The running total has given us the group value we wanted. All we have to do now is group by it.

with a as (
  select time, amount,
  case
    when time - lag(time,1,time-1) over (order by time) > 3/24/60/60
    then 1
    else 0
  end grp_start
  from t
), b as (
  select time, amount, grp_start,
  sum(grp_start) over (order by time) grp
  from a
)
select min(time) first_time, max(time) last_time, sum(amount) sum_amount
from b
group by grp
order by 1;
FIRST_TIME LAST_TIME SUM_AMOUNT
12:22:01 12:22:06 800
12:22:45 12:22:46 300
12:23:12 12:23:12 100
12:23:22 12:23:22 200

This method is a bit less efficient than Tabibitosan, because it needs two analytic functions to assign groups to the rows, but it can be used much more often. As long as we can identify the start of each new group using analytics, this method will work.

The “row pattern matching” solution

I have already explained the basic syntax in my previous posts. Here I am taking advantage of the defaults to write the code as concisely as possible.

SELECT * FROM t
MATCH_RECOGNIZE(
  ORDER BY time
  MEASURES FIRST(time) first_time, LAST(time) last_time, SUM(amount) sum_amount
  PATTERN (a b*)
  DEFINE b AS time <= PREV(time) + 3/24/60/60
);

What’s the difference between this solution and the one I used in an earlier post to group consecutive values? Just one: in the DEFINE, I used “=” before and now I use “<=”.
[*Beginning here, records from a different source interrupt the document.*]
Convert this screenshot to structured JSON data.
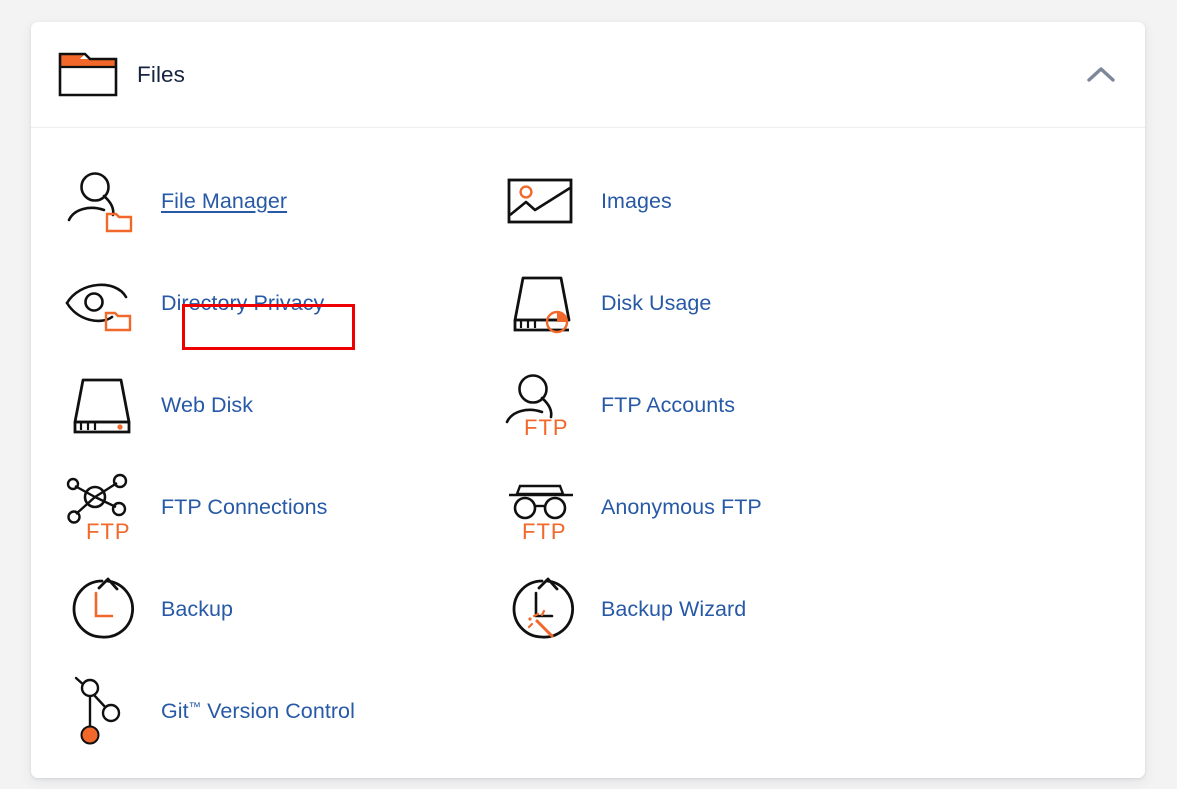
{
  "page": {
    "background_color": "#f3f3f4",
    "card_background": "#ffffff"
  },
  "colors": {
    "link_blue": "#2759a6",
    "title_navy": "#17243f",
    "accent_orange": "#f1682a",
    "icon_outline": "#101010",
    "highlight_red": "#ee0000",
    "chevron_grey": "#7c8799",
    "divider": "#eceef0"
  },
  "header": {
    "icon": "folder-icon",
    "title": "Files",
    "collapse_icon": "chevron-up-icon",
    "collapse_state": "expanded"
  },
  "items": [
    {
      "id": "file-manager",
      "label": "File Manager",
      "icon": "user-folder-icon",
      "highlighted": true,
      "underlined": true
    },
    {
      "id": "images",
      "label": "Images",
      "icon": "picture-icon",
      "highlighted": false,
      "underlined": false
    },
    {
      "id": "directory-privacy",
      "label": "Directory Privacy",
      "icon": "eye-folder-icon",
      "highlighted": false,
      "underlined": false
    },
    {
      "id": "disk-usage",
      "label": "Disk Usage",
      "icon": "disk-pie-icon",
      "highlighted": false,
      "underlined": false
    },
    {
      "id": "web-disk",
      "label": "Web Disk",
      "icon": "disk-icon",
      "highlighted": false,
      "underlined": false
    },
    {
      "id": "ftp-accounts",
      "label": "FTP Accounts",
      "icon": "user-ftp-icon",
      "highlighted": false,
      "underlined": false
    },
    {
      "id": "ftp-connections",
      "label": "FTP Connections",
      "icon": "network-ftp-icon",
      "highlighted": false,
      "underlined": false
    },
    {
      "id": "anonymous-ftp",
      "label": "Anonymous FTP",
      "icon": "disguise-ftp-icon",
      "highlighted": false,
      "underlined": false
    },
    {
      "id": "backup",
      "label": "Backup",
      "icon": "restore-clock-icon",
      "highlighted": false,
      "underlined": false
    },
    {
      "id": "backup-wizard",
      "label": "Backup Wizard",
      "icon": "restore-wand-icon",
      "highlighted": false,
      "underlined": false
    },
    {
      "id": "git-version-control",
      "label_prefix": "Git",
      "label_tm": "™",
      "label_suffix": " Version Control",
      "label": "Git™ Version Control",
      "icon": "git-branch-icon",
      "highlighted": false,
      "underlined": false
    }
  ],
  "ftp_badge_text": "FTP"
}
Tabibitosan and “start of group” are two quite different techniques. Before 12c, you have to know both and know when to use each one. With 12c MATCH_RECOGNIZE, you just say what you want and then you get it.

Warning

In the post I linked to, Timur used the “start of group” technique on dba_extents and dba_free_space. Of course I had to redo his code using MATCH_RECOGNIZE. As I write this, my code is still running…wait, it’s not running anymore but the VM with my database just disappeared. I tried again and the VM disappeared again. Let’s be careful out there!

UPDATE: after setting the PROCESSES parameter to something more reasonable, my database and VM are stable but my code runs forever. The trace file shows a wait on ‘resmgr: cpu quantum’.